Sitting in the passenger seat, it was my job to lean back and suggest they search for Karmann Ghias in traffic. Cars passed for a half an hour before we heard from the back seat.
“Um, what’s a Karmann Ghia?”
“You don’t know (dig at male car pride)? I’ll let you know as soon as I spot one. Who do I get to slug?”
Silence. Blissful silence.
From this blast from the past came an urge to look up online what’s new in backseat car games. There are such sites. Family.go.com has word, number and pit stop games. Let me share a few:
• Eating an Alphabet
Let your half-starved brood describe how hungry they are in this game, best played about half an hour before you make a pit stop for food. This version of the "I'm Packing for a Picnic" game begins when you announce "I'm so hungry I could eat an aviator" ("alligator," or "apple").
•
Crazy Menu. On a paper restaurant menu, take turns crossing out key words. Then have your kids read aloud the new and often grotesque combinations they've created. Anyone for Pepperoni Cake with Strawberry Lettuce?
• Raindrop Race. On a rainy day, each player traces the course of a raindrop down the car window. The first drop to reach the bottom wins.
Now, in my view, the next one is the least likely to be considered fun and games by the younguns
• Billboard Poetry. Take turns picking out four words from road signs. Give the words to the other players who have 1 minute to turn the words into a four-line, rhyming poem using one of the chosen words per line.
There are, amazingly, other sites. Have fun and drive safely this vacation season.
 I still want to slug my sister.

Dogs vs gators


There was the time my sister, Liz, and her best friend, Chris visited me while I was working with the Lake City Reporter in Florida.

Chris wanted to see alligators.

Now, as a University of Florida Gator, (class of 19##) I’d seen plenty of them. I’d spent most of my three years at the college living at Hume Hall, which was at the far edge of the campus. It also had a nice swath of grassyness between it and a pond, which was more like a lake, but not big enough.  It was a pondish lake.

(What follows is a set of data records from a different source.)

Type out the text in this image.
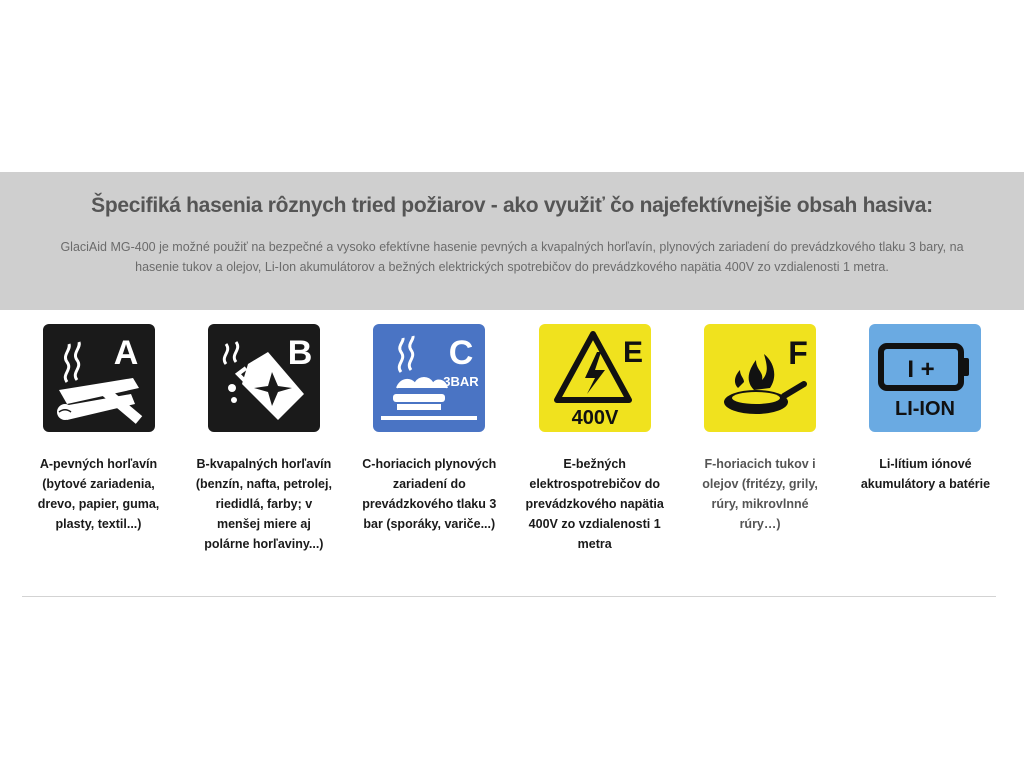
Špecifiká hasenia rôznych tried požiarov - ako využiť čo najefektívnejšie obsah hasiva:

GlaciAid MG-400 je možné použiť na bezpečné a vysoko efektívne hasenie pevných a kvapalných horľavín, plynových zariadení do prevádzkového tlaku 3 bary, na hasenie tukov a olejov, Li-Ion akumulátorov a bežných elektrických spotrebičov do prevádzkového napätia 400V zo vzdialenosti 1 metra.

A
A-pevných horľavín (bytové zariadenia, drevo, papier, guma, plasty, textil...)
B
B-kvapalných horľavín (benzín, nafta, petrolej, riedidlá, farby; v menšej miere aj polárne horľaviny...)
C
3BAR
C-horiacich plynových zariadení do prevádzkového tlaku 3 bar (sporáky, variče...)
E
400V
E-bežných elektrospotrebičov do prevádzkového napätia 400V zo vzdialenosti 1 metra
F
F-horiacich tukov i olejov (fritézy, grily, rúry, mikrovlnné rúry…)
I +
LI-ION
Li-lítium iónové akumulátory a batérie
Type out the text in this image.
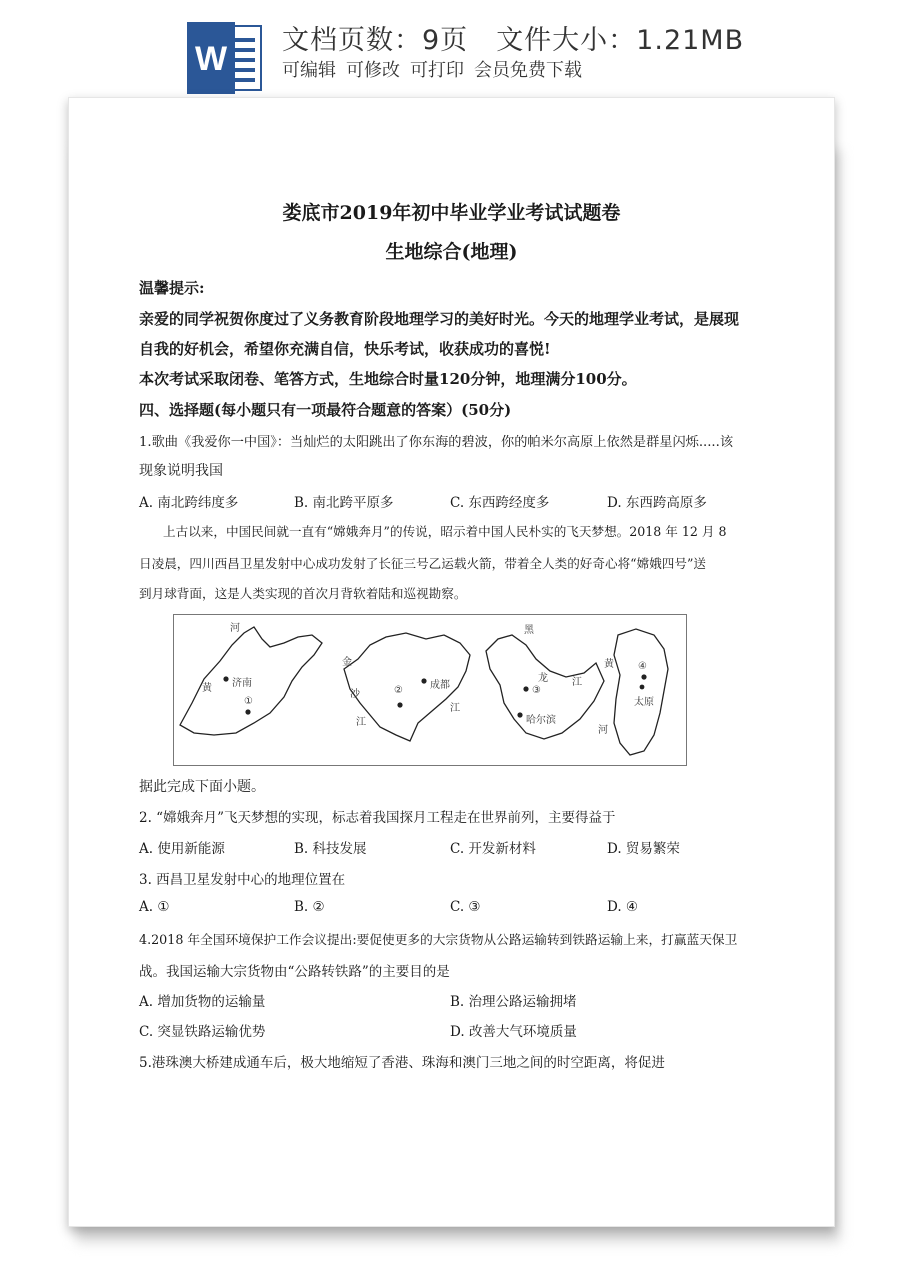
W 文档页数：9页 文件大小：1.21MB
可编辑 可修改 可打印 会员免费下载
娄底市2019年初中毕业学业考试试题卷
生地综合(地理)
温馨提示:
亲爱的同学祝贺你度过了义务教育阶段地理学习的美好时光。今天的地理学业考试，是展现
自我的好机会，希望你充满自信，快乐考试，收获成功的喜悦!
本次考试采取闭卷、笔答方式，生地综合时量120分钟，地理满分100分。
四、选择题(每小题只有一项最符合题意的答案）(50分)
1.歌曲《我爱你一中国》：当灿烂的太阳跳出了你东海的碧波，你的帕米尔高原上依然是群星闪烁.....该
现象说明我国
A. 南北跨纬度多	B. 南北跨平原多	C. 东西跨经度多	D. 东西跨高原多
上古以来，中国民间就一直有“嫦娥奔月”的传说，昭示着中国人民朴实的飞天梦想。2018 年 12 月 8
日凌晨，四川西昌卫星发射中心成功发射了长征三号乙运载火箭，带着全人类的好奇心将“嫦娥四号”送
到月球背面，这是人类实现的首次月背软着陆和巡视勘察。
河
黄 济南
①
金
沙
江
②	成都
江
黑
龙 江
③
哈尔滨
黄 ④
太原
河
据此完成下面小题。
2. “嫦娥奔月”飞天梦想的实现，标志着我国探月工程走在世界前列，主要得益于
A. 使用新能源	B. 科技发展	C. 开发新材料	D. 贸易繁荣
3. 西昌卫星发射中心的地理位置在
A. ①	B. ②	C. ③	D. ④
4.2018 年全国环境保护工作会议提出:要促使更多的大宗货物从公路运输转到铁路运输上来，打赢蓝天保卫
战。我国运输大宗货物由“公路转铁路”的主要目的是
A. 增加货物的运输量	B. 治理公路运输拥堵
C. 突显铁路运输优势	D. 改善大气环境质量
5.港珠澳大桥建成通车后，极大地缩短了香港、珠海和澳门三地之间的时空距离，将促进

And it was fed by a spillway from Lake Alice, an alligator preserve. So alligators would spill over as well into the pondish lake.

Now, those of us in Hume Hall knew not to swim in the pondish lake. We’d lie in the sun or play flag football on the grassy area between.

But then there were those two instances. A man had brought his mid-sized dog to use the grassy area and play Frisbee. It was a warm day, so the man apparently decided to cool off his dog by having him fetch the Frisbee from the pondish lake.

Games stopped. Those of us sunning stood and watched as there was a thrashing and churning in the water of the pondish lake. Thankfully, whatever happened happened under water. But neither the dog nor the Frisbee returned.

Not more than a few weeks later, another man, with a Labrador, was showing how his dog could catch a Frisbee. And then he turned to throw the disc into the pondish lake. Games stopped. Those of us sunning stood and we all screamed a universal “NO.”

It was too late.

So when Chris said she wanted to see alligators, I dismissed those sad alligator farms. She wants to see alligators? Dog eating alligators in the wild?

We went to Lake Alice.

Having seen what alligators can do, I stayed back by the car. Liz and Chris joined a couple with their young son on the tip of a spit of land that stuck out into Lake Alice. The little boy was armed with marshmallows and, tossing them in the water, was attracting quite a few gators.

I was tempted to tell them that these were not pigeons in the park, but dog eating carnivores.

And then this bull alligator, with a head the size of a Buick, slopped out of the lake and crawled up behind them, blocking my sister’s and the others way back to safety.

I’m not quite sure how it happened, but I discovered myself on the hood of the car, pounding on it, waving madly and shouting … instructions.

Chris turned and waved back.

It’s strange the stuff that goes through your mind at a time like this. I’m on the hood of a car. It’s not mine. “Holy crap! They’ve got the keys, and I’m not going after them.”

You see, alligators can run 30 miles an hour in spurts. He didn’t need to run, spurt or otherwise. He just needed to turn his head.

Which led to the next thought: “What am I going to tell Mom?”

Ring: “Mom? Yeah, Liz was eaten by a gator. No, a real alligator. Do you have Chris’s mother, uh, Eunice’s phone number?”

Thankfully, the beamish boy seemed to pick up on my signals and grabbed a handful of his marshmallows and tossed them into the water behind the living Buick, who slowly turned and slopped back in the water to get the floating treats.

The adults caught a clue, since by now I was on the roof of the car and making dents. And I thankfully never had to call Eunice.